In human, the functional properties of transport have been reported. With respect to substrate specificity, hOAT3 (SLC22A8) and hOAT4 (SLC22A11) also transport estrone and dehyroepiandrosterone sulfate. The differences between hOAT3, hOAT4 and SLC22A9 are the expression pattern in organ. The expression of OAT3 was observed in brain, skeletal muscle and kidney [13]. The OAT4 message was observed in kidney and placenta [15]. In contrast, SLC22A9 was expressed exclusively in liver [14]. The result of our ongoing study using Saos-2 and MG-63 osteosarcoma cell line showed the expression of SLC22A11 (hOAT4) and SLC22A9 (hOAT7) by polymerase chain reaction (data not shown). From these results, it might be thought of as indirect evidence of steroid sulfate conjugate transport in bone. When we screened the SNPs of SLC22A8 using the same patient blood samples, no nsSNP was found. In the case of SLC22A11 (hOAT4), we have found one nsSNP and have reported the functional change of transporting activity of the mutant (E278K) in independent osteoporosis patients [20]. In order to understand the characteristics of SLC22A8, 9 and 11, the study using cells derived from primary cultured or immortalized cells was necessary.

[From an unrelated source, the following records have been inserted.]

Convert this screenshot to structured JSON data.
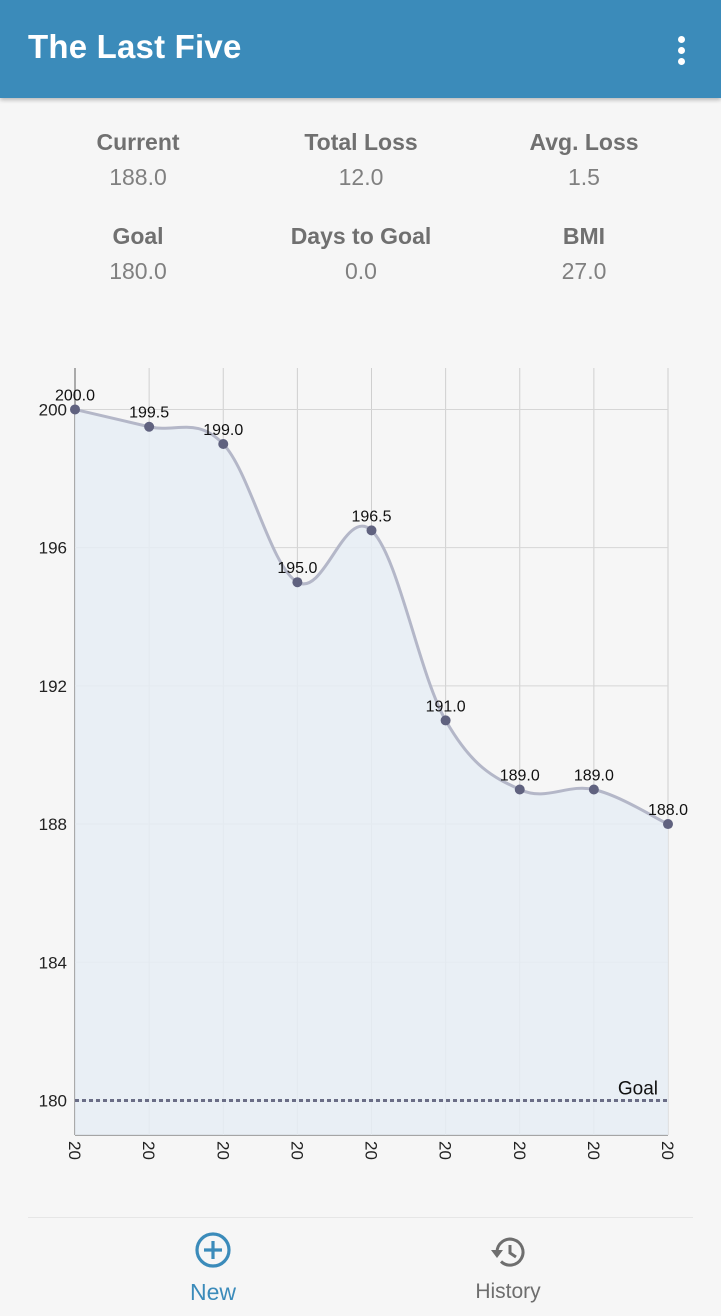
{
  "app": {
    "title": "The Last Five"
  },
  "stats": {
    "current": {
      "label": "Current",
      "value": "188.0"
    },
    "total_loss": {
      "label": "Total Loss",
      "value": "12.0"
    },
    "avg_loss": {
      "label": "Avg. Loss",
      "value": "1.5"
    },
    "goal": {
      "label": "Goal",
      "value": "180.0"
    },
    "days_to_goal": {
      "label": "Days to Goal",
      "value": "0.0"
    },
    "bmi": {
      "label": "BMI",
      "value": "27.0"
    }
  },
  "chart_data": {
    "type": "area",
    "categories": [
      "20",
      "20",
      "20",
      "20",
      "20",
      "20",
      "20",
      "20",
      "20"
    ],
    "values": [
      200.0,
      199.5,
      199.0,
      195.0,
      196.5,
      191.0,
      189.0,
      189.0,
      188.0
    ],
    "value_labels": [
      "200.0",
      "199.5",
      "199.0",
      "195.0",
      "196.5",
      "191.0",
      "189.0",
      "189.0",
      "188.0"
    ],
    "yticks": [
      180,
      184,
      188,
      192,
      196,
      200
    ],
    "ylim": [
      179,
      201.2
    ],
    "goal": {
      "value": 180,
      "label": "Goal"
    },
    "grid": true,
    "colors": {
      "line": "#b4b7c8",
      "fill": "#e6edf4",
      "point": "#60627f",
      "goal_line": "#6a6d86"
    }
  },
  "bottom_nav": {
    "new": {
      "label": "New",
      "icon": "add-circle-icon"
    },
    "history": {
      "label": "History",
      "icon": "history-icon"
    }
  },
  "colors": {
    "appbar": "#3b8bba",
    "accent": "#3b8bba",
    "background": "#f6f6f6"
  }
}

Several transporter proteins such as the multidrug resistance associated protein [2728], organic anion transporting polypeptide C [2930], Na+-taurocholate cotransporting polypeptide [3132] and the breast cancer resistance protein (BCRP/ABCG2) [3334] also transport steroids or their sulfate conjugates and their nsSNPs also showed a decrease of their substrate transporting abilities [35363738]. It has also reported that nsSNPs showing altered activity in some transporters is co-related with certain disease [3940].

In addition, several reports revealed that some SNPs of SLC22A8 and SLC22A11 are located in the promoter site [41]. NCBI data base also shows some upstream SNP. The study on the regulatory effect of upstream SNP will be also necessary.

In conclusion, we reported for the first time the nsSNPs of SLC22A9 in Korean women with osteoporosis and verified altered activity that may contribute to understanding certain diseases including osteoporosis.